Faces in Crowd/Katilin Yüzü - Atakan Göktepe

27 Kasım 2011 Pazar

Faces in Crowd/Katilin Yüzü


Yapım: 2011 - ABD
Tür: Dram, Gerilim, Korku, Psikolojik
Süre: 102 dakika
Yönetmen: Julien Magnat
Oyuncular: Milla Jovovich, Sarah Wayne Callies, Julian McMahon, Michael Shanks, Sandrine Holt, Marianne Faithfull(...)
Senaryo: Kelly Smith, Julien Magnat,
IMDb Puanı: 5.5
Benim Puanım: 7/10
Sonunda izlediğim Faces in Crowd hakkında yazabilirim. Öncelikle diğer basit Amerikan filmlerinden ayrılmasının sebebi senaryosu ve yönetmenin seçtiği yöntemler. Filmin sonunu klasik bir şekilde bağlamamış olmaları memnun etti beni.

Genel anlamda Milla Jovovich, Ölümcül Deney serisindeki kadar başarılı olmasa da sırf onun için izledim diyebilirim. Ama diğer oyuncular da gayet iyiydi. Hiçbir şey olmasa filmin bir temposu vardı. Belki yüksek beklentiyle izleyenlerin beklentilerini karşılayamaz ama beklentisi düşük olanlar için fazlasıyla iyi bir film.

Film huzurlu ve dingin bir sahneyle açılıyor. Bu beni memnun etti çünkü gereksiz açılış sahnelerini hiç haz etmem. Film gayet modern kültürle içiçe. Facebook, Farmville falan konuşuluyor ama reklam amaçlı değil yani tam da doğal bir diyalogtalarmış gibi yerli yerinde.

Kızların toplandığı geceler, diyaloglar çok doğaldı. Sarah Wayne Callies ve Sandrine Holt bu rollerde iyilerdi. Hem sadık hem pervasız halleri bu tarz karakterlerin gerçek hayattaki yansımalarına uygundu. Milla Jovovich yine güzelliğiyle aşık etse de dediğim gibi Ölümcül Deney filmlerindeki kadar iyi bir performans sergilemedi.

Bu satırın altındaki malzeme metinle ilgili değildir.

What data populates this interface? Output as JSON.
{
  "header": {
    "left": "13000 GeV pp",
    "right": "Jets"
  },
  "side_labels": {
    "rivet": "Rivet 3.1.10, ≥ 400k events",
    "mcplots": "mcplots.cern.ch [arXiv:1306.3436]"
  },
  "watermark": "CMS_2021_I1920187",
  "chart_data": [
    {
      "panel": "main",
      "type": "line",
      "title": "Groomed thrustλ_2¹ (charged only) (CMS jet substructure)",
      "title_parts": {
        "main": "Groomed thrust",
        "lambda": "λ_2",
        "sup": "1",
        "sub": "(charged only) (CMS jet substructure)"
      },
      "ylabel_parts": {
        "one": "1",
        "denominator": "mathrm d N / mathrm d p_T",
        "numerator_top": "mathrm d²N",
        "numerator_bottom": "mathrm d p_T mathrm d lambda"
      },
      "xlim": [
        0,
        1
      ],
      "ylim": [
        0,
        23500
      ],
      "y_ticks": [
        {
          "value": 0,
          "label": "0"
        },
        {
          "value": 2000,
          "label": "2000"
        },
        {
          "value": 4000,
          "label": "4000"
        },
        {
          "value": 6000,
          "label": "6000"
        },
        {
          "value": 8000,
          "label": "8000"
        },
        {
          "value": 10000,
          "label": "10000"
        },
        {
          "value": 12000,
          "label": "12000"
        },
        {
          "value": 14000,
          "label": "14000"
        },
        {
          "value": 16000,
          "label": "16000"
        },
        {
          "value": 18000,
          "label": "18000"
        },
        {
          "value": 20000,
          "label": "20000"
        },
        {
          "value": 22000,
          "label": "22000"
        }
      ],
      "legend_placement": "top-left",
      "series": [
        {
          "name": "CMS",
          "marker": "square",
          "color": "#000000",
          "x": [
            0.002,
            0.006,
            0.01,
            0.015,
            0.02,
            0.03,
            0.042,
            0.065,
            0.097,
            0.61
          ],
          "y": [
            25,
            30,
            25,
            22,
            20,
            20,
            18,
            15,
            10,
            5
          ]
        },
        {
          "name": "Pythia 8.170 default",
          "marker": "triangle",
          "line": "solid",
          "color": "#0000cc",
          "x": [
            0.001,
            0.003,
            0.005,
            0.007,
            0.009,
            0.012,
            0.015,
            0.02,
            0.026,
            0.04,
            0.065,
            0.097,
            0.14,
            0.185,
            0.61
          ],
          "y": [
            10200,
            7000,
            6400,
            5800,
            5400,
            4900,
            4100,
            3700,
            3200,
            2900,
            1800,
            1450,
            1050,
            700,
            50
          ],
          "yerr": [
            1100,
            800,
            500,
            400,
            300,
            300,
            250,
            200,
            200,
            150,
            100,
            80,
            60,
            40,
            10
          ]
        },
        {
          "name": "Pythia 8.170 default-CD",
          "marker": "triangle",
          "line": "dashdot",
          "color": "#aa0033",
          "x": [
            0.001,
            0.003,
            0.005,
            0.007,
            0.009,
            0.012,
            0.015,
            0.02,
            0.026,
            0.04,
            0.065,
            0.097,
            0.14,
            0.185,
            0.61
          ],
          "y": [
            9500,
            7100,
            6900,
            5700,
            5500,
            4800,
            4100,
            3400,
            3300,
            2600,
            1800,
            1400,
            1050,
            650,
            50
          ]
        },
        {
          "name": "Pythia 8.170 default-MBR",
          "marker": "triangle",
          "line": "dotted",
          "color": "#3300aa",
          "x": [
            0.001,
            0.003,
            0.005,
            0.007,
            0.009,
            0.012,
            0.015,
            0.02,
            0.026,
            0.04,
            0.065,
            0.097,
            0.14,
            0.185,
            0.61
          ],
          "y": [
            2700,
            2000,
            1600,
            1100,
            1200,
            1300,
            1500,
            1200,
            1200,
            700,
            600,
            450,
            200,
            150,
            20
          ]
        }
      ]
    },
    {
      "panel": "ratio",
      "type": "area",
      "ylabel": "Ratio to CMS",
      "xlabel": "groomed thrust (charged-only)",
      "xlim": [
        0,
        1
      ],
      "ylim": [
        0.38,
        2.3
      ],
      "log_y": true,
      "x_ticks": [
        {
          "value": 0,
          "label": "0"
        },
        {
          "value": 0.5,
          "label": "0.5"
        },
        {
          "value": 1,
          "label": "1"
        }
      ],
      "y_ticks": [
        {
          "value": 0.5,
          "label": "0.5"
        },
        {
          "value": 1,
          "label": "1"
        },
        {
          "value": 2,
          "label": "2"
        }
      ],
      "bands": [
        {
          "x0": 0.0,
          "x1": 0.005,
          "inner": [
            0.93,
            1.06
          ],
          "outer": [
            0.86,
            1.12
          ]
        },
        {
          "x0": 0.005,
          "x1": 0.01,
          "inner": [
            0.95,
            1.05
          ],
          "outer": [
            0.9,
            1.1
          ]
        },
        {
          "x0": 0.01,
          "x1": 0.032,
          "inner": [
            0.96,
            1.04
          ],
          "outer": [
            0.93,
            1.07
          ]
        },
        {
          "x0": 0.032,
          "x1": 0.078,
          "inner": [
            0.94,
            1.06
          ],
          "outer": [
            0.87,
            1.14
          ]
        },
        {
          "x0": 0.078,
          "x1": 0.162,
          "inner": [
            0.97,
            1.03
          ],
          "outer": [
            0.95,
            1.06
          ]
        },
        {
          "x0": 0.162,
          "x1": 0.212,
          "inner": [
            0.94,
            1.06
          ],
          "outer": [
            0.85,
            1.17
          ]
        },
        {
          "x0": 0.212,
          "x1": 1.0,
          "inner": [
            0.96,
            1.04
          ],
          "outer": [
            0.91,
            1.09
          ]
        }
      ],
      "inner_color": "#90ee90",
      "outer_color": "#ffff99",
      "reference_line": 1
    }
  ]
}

Klasik seri cinayet durumu var ama bu katilin ritüeli daha ilginç. Öldürüp tecavüz ediyor ve ardından ağlıyor. Anna Marchant (Milla Jovovich ♥) katili iş başındayken görüyor. Katili görünce nutku tutuluyor ve izlemeye devam ediyor. Tam bu esnada telefonu çalıyor. Katil bunu kovalıyor ve avuç içine usturayla bir çizik atıyor. Bu doğrulup kaçıyor ve denize düşüyor. Düşmeden kafasına son derece sert bir şekilde çarpıyor.

Kurtarılıyor kurtarılmasına ama bu sefer de korkunç bir hastalığa yakalanmış olduğunu keşfediyor. Kafasını vurunca prosopagnosia hastalığına tutulmuş. Bu yüz körlüğü olarak da biliniyormuş. Tanıdığı yüzler bile sürekli değişiyor ve onları tanıyamaz oluyor. Hatta bazen aynadaki kendi yansıması bile değişiyor. Hiçbiri yüzü tanıyamıyor. Katilin yüzü dahil.

Katili gören ve hayatta kalan iki kişiden biri o. Diğeri ise ilk kurbanın oğlu. Ona polisler göz kulak oluyor. Çocuk hiç konuşamıyor. Anna ise yüzleri hatırlayamıyor.

Güzel mesajlar veren ve günlük hayatla bağdaşlaştırabileceğimiz örnekler bulunan sahneleri var. "Her gün binlerce yüz görüyoruz ama aslında kaçını tam olarak tanıyoruz?" gibi sorulardan bahsediyor.

Finali de fevkalade efendim. Bilindik mutlu bir sonu iç burkucu bir sona tercih etmişler. Soluk soluğa giden bir final ritmini zirvede bırakıyor. Boş vaktinizde izleyebileceğiniz, günümüz tabiriyle "vakit kaybı" demeyeceğiniz bir film.

Üçlü çok sevimli. Amerikadaki birkaç tipi çok güzel yansıtmışlar.


Anna Merchant bir anaokulu öğretmeni ama yüzleri tanıyamama hastalığı yüzünden sınıfına hakim olamıyor ve işini kaybediyor.